Sociólogos ainda não chegaram a um
consenso sobre o rolezinho. São jovens pobres querendo apenas brincar, fazer um
barulho; como qualquer jovem. Ou então representam uma classe oprimida que
tenta se fazer ouvir. No fundo, tanto faz. Reivindicação social é coisa
legítima; lazer sem maiores pretensões também.
Mas olhemos o outro lado da
questão: o shopping center. Ele tem o direito de existir? Em outras palavras:
lojistas têm o direito de trabalhar, e frequentadores têm o direito de passear
num espaço confortável, seguro e o qual sustentam voluntariamente? Não estou
perguntando se shopping é uma coisa bonita, ou se seria a opção de um povo
culto e educado. Estou perguntando se, dado que esse é o desejo de muitos, se
eles podem exercê-lo. Em nossa sociedade, a resposta é sim.
Sendo assim, a administração do
shopping tem o direito de impedir usos de seu espaço que inviabilizem seu
funcionamento.

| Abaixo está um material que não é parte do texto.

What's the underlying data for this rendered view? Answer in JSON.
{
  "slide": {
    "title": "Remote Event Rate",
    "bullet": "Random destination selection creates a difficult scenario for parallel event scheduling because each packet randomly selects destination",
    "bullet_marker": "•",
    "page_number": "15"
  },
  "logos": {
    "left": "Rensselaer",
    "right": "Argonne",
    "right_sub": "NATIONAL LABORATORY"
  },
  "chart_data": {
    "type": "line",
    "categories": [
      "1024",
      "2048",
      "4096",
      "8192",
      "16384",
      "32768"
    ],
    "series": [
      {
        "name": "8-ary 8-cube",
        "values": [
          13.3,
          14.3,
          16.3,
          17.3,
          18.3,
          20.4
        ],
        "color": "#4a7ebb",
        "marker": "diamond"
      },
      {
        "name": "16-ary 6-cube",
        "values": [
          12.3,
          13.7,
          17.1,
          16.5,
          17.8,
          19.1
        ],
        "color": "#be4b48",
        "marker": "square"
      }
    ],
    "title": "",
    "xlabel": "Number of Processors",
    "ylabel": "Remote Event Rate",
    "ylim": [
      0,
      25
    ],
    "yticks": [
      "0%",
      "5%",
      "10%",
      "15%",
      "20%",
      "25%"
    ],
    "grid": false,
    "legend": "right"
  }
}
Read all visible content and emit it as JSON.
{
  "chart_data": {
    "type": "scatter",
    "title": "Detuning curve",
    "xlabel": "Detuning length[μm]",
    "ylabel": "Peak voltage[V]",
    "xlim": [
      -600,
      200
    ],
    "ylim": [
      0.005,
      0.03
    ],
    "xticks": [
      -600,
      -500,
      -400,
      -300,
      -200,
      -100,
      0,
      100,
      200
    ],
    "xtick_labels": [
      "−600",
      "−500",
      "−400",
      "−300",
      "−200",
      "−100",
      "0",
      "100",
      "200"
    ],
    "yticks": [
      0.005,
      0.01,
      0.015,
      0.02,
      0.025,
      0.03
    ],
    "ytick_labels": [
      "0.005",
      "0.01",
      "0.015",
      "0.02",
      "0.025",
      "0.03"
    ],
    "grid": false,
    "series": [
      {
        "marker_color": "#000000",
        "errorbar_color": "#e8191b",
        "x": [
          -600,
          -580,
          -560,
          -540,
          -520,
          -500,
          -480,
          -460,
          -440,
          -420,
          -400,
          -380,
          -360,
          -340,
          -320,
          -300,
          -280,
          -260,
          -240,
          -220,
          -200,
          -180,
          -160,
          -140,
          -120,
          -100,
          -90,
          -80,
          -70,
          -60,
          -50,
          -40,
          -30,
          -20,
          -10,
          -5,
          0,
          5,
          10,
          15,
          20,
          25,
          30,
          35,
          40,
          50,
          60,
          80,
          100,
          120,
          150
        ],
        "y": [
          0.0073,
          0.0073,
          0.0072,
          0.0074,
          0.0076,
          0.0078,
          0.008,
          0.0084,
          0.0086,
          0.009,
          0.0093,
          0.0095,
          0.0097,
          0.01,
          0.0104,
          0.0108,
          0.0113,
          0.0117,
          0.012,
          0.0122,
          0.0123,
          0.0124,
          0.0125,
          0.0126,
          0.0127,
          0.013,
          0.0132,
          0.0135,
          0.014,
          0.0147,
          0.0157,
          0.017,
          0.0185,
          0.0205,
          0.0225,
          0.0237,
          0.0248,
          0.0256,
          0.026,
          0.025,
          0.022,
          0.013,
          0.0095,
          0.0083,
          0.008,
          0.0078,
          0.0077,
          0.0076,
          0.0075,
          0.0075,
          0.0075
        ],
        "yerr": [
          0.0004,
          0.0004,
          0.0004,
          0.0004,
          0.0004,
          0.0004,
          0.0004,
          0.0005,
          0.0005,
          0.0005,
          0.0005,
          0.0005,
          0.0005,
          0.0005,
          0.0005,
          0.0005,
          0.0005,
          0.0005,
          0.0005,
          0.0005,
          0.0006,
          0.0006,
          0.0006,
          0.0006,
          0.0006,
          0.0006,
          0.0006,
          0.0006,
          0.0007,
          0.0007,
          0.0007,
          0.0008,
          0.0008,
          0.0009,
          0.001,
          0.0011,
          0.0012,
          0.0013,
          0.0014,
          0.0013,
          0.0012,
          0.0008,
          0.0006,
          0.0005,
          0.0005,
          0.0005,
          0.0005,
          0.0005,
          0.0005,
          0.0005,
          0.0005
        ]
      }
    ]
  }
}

A reunião programada de milhares de jovens ouvindo música alta, lotando
todas as passagens e não comprando nada faz justamente isso. Portanto, o
shopping tem o direito de impedir que ela ocorra (o que não lhe dá carta branca
para usar violência).
Para alguns, os méritos da causa
rolezeira devem ter prioridade sobre os desejos de administradores, lojistas e
clientes. Mas esses mesmos observadores, se forem consistentes, perceberão que
há muitas causas – quiçá legítimas – circulando por aí, e que não dá para
conceder direitos a uma e não a todas.
Que tal um rolezinho vegano em churrascarias?
Centenas de veganos se reúnem, lotam a casa e pedem apenas água a tarde
inteira. O investimento feito pelo dono, o emprego de quem ali trabalha e os
clientes a quem a casa visa a servir serão sacrificados porque um grupo
desaprova aquela prática e resolveu se manifestar.
Um passo além: um grupo evangélico
lota uma peça de teatro considerada imoral e vaia o tempo inteiro, impedindo a
performance. Aposto que os mesmos sociólogos que veem com bons olhos o
rolezinho funkeiro teriam opinião mais ambivalente quanto ao rolezinho
evangélico; que não deixaria de ser, afinal, manifestação de uma classe baixa
perante uma elite que a exclui. No fim das contas, valeria tudo; qualquer causa
– real ou apenas imaginada por intelectuais – poderia se impor sobre a vida
prática de qualquer um.
Simpatizo com o rolezinho, embora veja-o
mais como lazer provocador do que como “luta de classes”. Acho também que uma
dose de desconforto pode fazer bem à classe média e à elite, quem sabe
enfraquecendo preconceitos. Podemos debater longamente os méritos dessa e de outras
causas – a leitura marxista da sociedade, os direitos dos animais, o papel da
religião na cultura. Tudo isso importa. Mas nada disso deve exigir o sacrifício
do direito mais fundamental de decidir acerca da própria vida com os próprios
recursos, que é o mecanismo básico de funcionamento da sociedade, anterior a discussões filosóficas. Eu adoraria ver um shopping acolher o rolezinho. Não
posso, contudo, negar-lhe o direito de barrá-lo.
Publicado originalmente no Diario do Comércio em 24/01/2014.